Край света
«Я стал чужим для братьев моих и посторонним для сынов матери моей.»
Псалом 68:9
(Ла-Корунья. Март 1701 года)
Атлантический ветер обжигал лицо ледяной сыростью, неся с собой соленую пыль и клекот чаек. Гонсало стоял на причале, вглядываясь в очертания города, и его столичная душа сжималась от тоски. После сухого, продуманного величия Мадрида и пышной, пряной жары Севильи Ла-Корунья казалась ему краем света — суровым, однотонным и откровенно бедным. Каменные дома теснились друг к другу, словно пытаясь согреть друг друга, а небо было затянуто бесконечной серой пеленой, сливающейся со свинцовой водой океана.
В гарнизоне его встретили с вежливым, но стойким безразличием. Он был «мадридцем», чужаком, присланным сверху, и это читалось в каждом взгляде.
Первый случай произошел на следующий же день. На утреннем построении Гонсало заметил, что солдаты стоят вразнобой, а мундиры некоторых больше походили на одежду рыбаков.
— Рота, смирно! — его голос, отточенный на плацу столичной гвардии, прозвучал как хлопок бича.
Офицер, капитан Монтеро, лениво щурясь на ветру, буркнул: — Сеньор подполковник, здесь не Мадрид.

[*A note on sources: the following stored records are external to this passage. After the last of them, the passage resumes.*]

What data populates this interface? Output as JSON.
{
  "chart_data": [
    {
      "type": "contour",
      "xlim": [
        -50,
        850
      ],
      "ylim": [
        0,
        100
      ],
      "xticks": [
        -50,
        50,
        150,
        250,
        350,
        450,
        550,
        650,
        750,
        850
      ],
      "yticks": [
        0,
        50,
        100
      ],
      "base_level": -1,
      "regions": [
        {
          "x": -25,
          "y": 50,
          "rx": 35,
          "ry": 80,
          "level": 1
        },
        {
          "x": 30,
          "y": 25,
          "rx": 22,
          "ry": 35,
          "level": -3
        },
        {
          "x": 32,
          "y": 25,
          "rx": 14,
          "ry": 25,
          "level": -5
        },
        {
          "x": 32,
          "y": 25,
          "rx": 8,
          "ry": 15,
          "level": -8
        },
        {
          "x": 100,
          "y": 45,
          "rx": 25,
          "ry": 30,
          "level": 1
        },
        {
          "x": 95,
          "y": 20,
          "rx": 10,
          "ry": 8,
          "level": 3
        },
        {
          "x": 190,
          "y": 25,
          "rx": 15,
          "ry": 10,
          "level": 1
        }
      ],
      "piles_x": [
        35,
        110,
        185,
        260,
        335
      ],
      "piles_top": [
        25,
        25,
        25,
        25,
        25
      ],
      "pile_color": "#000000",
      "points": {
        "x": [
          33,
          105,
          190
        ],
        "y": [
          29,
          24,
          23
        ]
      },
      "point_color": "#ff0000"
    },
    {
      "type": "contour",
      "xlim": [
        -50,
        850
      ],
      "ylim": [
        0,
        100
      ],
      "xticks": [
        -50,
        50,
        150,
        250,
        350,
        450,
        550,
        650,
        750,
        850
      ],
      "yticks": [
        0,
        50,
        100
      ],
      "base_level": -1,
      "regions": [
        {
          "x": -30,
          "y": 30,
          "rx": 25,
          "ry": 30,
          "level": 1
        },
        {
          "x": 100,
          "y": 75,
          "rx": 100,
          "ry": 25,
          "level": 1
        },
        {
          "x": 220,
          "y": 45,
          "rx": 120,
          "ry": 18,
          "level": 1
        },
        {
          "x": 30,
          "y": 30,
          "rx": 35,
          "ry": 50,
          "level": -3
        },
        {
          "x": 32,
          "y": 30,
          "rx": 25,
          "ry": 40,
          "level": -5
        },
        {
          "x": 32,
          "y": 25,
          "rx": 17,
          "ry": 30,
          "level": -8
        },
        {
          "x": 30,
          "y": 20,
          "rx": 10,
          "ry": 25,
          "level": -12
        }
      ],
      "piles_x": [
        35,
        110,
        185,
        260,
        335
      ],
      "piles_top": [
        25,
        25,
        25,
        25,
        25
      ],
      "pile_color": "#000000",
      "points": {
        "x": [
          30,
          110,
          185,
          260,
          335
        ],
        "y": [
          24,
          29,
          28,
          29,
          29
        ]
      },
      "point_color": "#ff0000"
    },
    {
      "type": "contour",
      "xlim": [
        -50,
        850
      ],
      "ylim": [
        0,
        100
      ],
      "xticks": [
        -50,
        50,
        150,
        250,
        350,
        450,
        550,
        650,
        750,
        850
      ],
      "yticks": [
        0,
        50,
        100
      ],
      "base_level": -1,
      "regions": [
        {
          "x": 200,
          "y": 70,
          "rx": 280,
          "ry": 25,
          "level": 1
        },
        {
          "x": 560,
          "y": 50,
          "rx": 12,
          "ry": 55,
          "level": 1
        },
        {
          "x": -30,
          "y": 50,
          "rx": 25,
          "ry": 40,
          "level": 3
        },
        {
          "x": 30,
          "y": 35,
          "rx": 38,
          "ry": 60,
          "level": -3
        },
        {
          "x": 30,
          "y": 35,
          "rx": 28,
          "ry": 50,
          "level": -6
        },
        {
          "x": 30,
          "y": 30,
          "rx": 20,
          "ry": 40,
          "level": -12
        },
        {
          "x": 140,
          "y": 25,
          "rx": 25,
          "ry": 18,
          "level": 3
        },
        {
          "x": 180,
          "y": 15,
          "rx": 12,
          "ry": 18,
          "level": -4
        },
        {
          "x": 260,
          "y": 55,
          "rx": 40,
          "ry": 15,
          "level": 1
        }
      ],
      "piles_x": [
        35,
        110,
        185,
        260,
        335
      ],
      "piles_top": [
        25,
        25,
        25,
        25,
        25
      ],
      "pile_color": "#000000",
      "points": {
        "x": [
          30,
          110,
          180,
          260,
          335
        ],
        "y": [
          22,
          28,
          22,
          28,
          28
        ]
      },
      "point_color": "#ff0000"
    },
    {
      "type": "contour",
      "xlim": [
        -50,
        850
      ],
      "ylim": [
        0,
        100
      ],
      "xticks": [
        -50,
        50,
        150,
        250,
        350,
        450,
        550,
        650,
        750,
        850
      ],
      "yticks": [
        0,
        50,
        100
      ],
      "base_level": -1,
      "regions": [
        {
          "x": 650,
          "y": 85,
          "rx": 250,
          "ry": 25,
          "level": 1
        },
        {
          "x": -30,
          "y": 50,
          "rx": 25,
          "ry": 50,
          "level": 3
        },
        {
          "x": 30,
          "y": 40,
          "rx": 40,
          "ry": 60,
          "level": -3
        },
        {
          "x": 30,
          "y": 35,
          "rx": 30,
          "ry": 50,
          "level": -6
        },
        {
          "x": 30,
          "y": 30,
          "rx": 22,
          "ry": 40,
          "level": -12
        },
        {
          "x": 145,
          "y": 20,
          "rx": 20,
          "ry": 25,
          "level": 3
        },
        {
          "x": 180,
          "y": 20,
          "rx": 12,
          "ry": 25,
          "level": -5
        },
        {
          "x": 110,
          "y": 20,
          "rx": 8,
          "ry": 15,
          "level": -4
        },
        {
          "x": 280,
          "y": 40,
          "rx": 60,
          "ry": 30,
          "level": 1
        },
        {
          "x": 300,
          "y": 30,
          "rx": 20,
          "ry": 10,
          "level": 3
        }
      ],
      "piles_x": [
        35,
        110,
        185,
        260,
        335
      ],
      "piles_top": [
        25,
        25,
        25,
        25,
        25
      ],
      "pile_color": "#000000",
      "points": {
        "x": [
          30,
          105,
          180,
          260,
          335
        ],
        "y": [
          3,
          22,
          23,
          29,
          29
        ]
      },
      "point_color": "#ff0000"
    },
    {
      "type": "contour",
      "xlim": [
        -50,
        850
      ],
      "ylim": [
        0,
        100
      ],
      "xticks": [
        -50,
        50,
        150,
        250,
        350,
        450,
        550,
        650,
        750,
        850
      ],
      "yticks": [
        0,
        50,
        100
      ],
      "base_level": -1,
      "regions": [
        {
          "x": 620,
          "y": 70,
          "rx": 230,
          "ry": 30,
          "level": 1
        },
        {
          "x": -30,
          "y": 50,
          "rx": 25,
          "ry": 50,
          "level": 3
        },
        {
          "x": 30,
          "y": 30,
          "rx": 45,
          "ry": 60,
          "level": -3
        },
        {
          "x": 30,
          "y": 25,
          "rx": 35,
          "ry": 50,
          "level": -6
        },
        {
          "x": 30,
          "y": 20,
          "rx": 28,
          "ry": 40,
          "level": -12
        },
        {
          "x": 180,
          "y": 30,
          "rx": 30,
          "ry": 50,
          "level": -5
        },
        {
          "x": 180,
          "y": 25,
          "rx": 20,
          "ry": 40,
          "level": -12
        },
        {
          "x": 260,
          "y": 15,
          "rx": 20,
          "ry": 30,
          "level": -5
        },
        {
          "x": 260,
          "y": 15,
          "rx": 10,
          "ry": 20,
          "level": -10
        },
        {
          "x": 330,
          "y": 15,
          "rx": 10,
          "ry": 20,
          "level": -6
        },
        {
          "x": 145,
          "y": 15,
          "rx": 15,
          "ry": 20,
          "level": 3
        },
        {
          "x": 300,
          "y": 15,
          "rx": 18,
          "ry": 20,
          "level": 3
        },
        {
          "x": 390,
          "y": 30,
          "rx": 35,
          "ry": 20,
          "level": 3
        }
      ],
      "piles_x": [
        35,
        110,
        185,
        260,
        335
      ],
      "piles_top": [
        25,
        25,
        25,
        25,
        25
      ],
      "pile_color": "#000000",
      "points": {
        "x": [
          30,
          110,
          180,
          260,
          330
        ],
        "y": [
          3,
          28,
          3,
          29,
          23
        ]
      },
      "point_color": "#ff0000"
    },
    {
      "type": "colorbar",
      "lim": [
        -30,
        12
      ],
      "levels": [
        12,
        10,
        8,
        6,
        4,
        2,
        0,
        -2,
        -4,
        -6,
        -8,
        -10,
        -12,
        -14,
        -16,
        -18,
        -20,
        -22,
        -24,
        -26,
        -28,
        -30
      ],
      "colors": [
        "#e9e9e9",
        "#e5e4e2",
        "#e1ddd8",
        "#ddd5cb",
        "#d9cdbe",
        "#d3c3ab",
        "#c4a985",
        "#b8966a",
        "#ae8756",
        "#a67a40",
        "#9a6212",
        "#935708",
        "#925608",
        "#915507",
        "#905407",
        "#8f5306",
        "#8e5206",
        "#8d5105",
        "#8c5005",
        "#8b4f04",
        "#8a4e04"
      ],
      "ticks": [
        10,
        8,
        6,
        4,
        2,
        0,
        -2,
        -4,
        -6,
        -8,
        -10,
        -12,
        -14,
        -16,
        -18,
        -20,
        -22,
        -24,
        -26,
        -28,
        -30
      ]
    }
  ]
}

Люди с ночных патрулей, дайте им отоспаться.
Второй случай был еще красноречивее. На инспекции порохового склада Гонсало поинтересовался, ведется ли журнал учета. Дежурный сержант смотрел на него с искренним непониманием.
— Зачем, сеньор? Порох есть — и слава Богу.
Вечером он сидел в пустом, холодном доме, который снял. Дом был скромен по местным меркам, но после его тесной казенной квартирки в Мадриде казался просторным. Из окна открывался вид на бесконечный, неукротимый океан. Гонсало взял перо и начал письмо Каталине.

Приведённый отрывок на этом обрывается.